We're going to modify our builder to check to see if the indexer is immediately available. If it is, proceed like normal, if not it will install a listener that will wait until the index is ready and then re-invoke the builder. 

Additionally, we're going to pursue some enhancements to the transferRule() function of JobManager, since I think that is the ultimate way to fix this sort of problem and I think more and more things are going to be hitting things like this in the future. 

So, I don't think you should change the JDT code if we're not going to be taking advantage of it - and since the fix isn't a complete-fix. 

But there is still something I would like to ask you to do. Could you please document (javadoc) the fact that a Project modify rule will be acquired during the execution of:

JavaCore#setClasspathContainer()
IJavaProject#getResolvedClasspath()

and other places (if there are) where it can occur. This will help developers be more aware of what the ISchedulingRule prerequisites are for calling these methods. 
Comment 20 Philipe Mulet CLA 2008-08-25 11:26:57 EDT
Discussing with Jerome, we think we may have a solution for tolerating this scenario, forcing a batch classpath init in a preautobuild notification, in addition to Jerome's suggestion for avoiding unnecessary runnable if no change is performed in project refs or external folder linked folders.
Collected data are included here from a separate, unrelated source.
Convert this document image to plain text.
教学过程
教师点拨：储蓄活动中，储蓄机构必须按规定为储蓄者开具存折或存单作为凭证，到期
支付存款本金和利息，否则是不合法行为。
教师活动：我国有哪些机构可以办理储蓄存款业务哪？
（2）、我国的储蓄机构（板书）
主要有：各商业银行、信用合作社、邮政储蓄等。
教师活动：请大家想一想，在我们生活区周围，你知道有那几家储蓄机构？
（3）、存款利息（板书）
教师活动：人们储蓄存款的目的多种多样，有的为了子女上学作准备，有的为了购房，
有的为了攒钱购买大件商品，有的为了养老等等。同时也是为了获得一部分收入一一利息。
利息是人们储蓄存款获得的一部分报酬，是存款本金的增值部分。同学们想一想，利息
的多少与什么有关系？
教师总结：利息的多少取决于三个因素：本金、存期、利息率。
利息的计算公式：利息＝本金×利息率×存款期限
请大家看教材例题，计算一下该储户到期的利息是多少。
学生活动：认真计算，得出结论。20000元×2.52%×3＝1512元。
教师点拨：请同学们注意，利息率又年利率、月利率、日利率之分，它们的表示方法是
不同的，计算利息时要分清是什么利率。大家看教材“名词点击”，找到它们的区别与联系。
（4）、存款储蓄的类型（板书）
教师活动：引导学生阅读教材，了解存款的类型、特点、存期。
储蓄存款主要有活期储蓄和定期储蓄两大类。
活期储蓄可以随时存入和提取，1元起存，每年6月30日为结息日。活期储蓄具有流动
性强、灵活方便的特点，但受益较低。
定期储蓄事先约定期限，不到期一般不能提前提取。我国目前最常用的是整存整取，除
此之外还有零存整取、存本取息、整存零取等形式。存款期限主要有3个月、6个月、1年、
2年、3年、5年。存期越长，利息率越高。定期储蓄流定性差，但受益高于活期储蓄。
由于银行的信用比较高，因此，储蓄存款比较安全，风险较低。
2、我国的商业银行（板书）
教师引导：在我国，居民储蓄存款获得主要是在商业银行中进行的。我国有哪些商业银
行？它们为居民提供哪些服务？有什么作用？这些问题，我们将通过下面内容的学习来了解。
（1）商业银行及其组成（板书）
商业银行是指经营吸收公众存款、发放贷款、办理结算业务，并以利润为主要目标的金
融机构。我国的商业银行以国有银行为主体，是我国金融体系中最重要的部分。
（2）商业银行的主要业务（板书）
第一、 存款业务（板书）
Note that the situation is not new, but rather an inherent weakness since day 1, which got surfaced by the fact some builder is now waiting on a background indexer, itself fighting for permission to run (Runnable) with builder. This limitation comes from the platform, and a better fix would likely be for the builder (PageTemplateBuilder) to avoid waiting on a background indexer which itself can run 3rd party code (via other registered CP initializers for instance). Our solution would avoid the JavaModel itself grabbing the offending lock, but nothing prevents any 3rd party initializer to again grab further locks. 
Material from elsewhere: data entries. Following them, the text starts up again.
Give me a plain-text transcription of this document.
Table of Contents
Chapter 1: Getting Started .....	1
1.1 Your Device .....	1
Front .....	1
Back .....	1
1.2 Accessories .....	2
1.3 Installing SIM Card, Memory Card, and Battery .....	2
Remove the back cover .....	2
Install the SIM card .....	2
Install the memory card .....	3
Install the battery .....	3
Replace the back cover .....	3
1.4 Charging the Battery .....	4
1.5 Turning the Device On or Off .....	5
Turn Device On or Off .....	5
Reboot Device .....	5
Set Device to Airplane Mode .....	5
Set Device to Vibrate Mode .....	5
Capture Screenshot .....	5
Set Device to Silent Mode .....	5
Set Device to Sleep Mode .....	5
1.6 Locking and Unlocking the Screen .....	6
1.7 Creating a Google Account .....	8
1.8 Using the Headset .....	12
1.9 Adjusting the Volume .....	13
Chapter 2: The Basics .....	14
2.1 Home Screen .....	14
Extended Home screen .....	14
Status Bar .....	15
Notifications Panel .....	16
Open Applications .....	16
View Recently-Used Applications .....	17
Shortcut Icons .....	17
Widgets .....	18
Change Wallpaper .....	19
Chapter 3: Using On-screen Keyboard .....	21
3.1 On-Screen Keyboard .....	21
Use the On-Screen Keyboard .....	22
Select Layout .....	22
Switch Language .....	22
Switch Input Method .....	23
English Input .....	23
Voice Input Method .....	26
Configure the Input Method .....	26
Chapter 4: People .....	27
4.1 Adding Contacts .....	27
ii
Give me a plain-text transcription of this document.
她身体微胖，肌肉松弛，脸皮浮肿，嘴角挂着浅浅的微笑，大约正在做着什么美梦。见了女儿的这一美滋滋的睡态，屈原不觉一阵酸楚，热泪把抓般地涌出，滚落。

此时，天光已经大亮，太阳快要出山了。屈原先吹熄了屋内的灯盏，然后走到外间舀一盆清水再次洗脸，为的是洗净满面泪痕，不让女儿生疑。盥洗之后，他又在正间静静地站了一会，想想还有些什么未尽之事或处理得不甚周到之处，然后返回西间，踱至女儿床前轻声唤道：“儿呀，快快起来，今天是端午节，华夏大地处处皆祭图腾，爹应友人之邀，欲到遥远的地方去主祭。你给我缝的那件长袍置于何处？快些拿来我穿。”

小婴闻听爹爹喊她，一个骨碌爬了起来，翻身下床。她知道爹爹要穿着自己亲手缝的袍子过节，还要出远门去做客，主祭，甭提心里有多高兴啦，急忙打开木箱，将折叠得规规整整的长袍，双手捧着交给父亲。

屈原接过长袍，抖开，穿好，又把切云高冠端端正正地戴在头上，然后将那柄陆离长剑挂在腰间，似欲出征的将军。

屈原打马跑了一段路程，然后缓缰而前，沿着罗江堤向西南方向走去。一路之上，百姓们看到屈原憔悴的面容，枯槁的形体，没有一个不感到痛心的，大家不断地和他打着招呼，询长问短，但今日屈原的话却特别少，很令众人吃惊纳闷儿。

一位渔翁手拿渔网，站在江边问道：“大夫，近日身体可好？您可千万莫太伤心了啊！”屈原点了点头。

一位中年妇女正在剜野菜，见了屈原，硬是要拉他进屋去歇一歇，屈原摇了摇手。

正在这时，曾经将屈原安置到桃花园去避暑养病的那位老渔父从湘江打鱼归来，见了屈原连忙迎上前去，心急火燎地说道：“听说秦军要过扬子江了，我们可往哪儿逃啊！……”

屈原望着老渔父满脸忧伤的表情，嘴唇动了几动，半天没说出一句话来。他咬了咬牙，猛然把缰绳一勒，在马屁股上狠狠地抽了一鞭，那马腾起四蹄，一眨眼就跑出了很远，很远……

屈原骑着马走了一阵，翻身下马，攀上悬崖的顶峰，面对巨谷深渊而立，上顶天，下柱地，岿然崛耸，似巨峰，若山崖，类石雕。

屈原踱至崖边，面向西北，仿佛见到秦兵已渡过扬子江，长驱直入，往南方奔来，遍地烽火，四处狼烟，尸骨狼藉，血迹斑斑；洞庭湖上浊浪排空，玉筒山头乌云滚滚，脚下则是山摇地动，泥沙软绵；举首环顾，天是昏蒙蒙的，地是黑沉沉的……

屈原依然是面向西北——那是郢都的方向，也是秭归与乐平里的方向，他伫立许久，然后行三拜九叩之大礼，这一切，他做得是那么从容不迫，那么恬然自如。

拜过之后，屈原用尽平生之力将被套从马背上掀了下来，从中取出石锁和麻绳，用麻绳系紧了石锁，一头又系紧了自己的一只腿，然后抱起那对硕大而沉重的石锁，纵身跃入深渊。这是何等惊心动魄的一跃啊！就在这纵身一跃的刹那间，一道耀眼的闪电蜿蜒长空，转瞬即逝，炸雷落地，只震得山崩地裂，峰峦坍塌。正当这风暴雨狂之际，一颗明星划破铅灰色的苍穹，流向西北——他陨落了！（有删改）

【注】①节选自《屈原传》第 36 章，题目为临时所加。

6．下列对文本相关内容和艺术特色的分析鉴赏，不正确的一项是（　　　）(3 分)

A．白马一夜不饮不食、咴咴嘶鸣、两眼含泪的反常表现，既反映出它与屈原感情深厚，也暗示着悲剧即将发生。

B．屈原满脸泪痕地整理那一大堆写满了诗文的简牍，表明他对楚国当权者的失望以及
Why not simply running the indexer inside the builder thread ? At least for the portion of the indexing required during the build process ? (It could kill ongoing indexing job, and resume it once finished).
Comment 21 Philipe Mulet CLA 2008-08-25 11:30:00 EDT
Oops. I had missed comment 19 (stupid refresh issue).
Would be indeed great to avoid the builder wait on indexer as said in comment 20 already. Independently, the JavaModel could be improved to remove its inherent weakness (3.5 only?).
Comment 22 Jerome Lanneluc CLA 2008-08-25 11:52:52 EDT
(In reply to comment #19)
Thanks. Downgrading severity then since only the Javadoc must be updated.
Comment 23 Philipe Mulet CLA 2008-08-26 10:10:36 EDT
I still believe that we should issue a fix for the weakness, along the line of comment 20; but this is no longer critical for 3.4.1; rather for 3.5.
Comment 24 Jerome Lanneluc CLA 2008-08-26 10:26:26 EDT
Created attachment 110934 [details]
Proposed fix
Comment 25 Jerome Lanneluc CLA 2008-08-27 05:00:00 EDT
Fix released for 3.5M2
Comment 26 Olivier Thomann CLA 2008-09-15 11:25:32 EDT
No regression tests ?
Comment 27 Jerome Lanneluc CLA 2008-09-15 11:37:59 EDT
Sorry, no regression test since this is a concurrency issue. Only the code can be verified in this case.
Comment 28 Olivier Thomann CLA 2008-09-15 11:46:11 EDT
Verified for 3.5M2 by checking the source code.
Comment 29 Stefan Xenos CLA 2016-12-19 15:18:21 EST
Bug 507795 introduces a more robust fix to this issue that removes the lock entirely.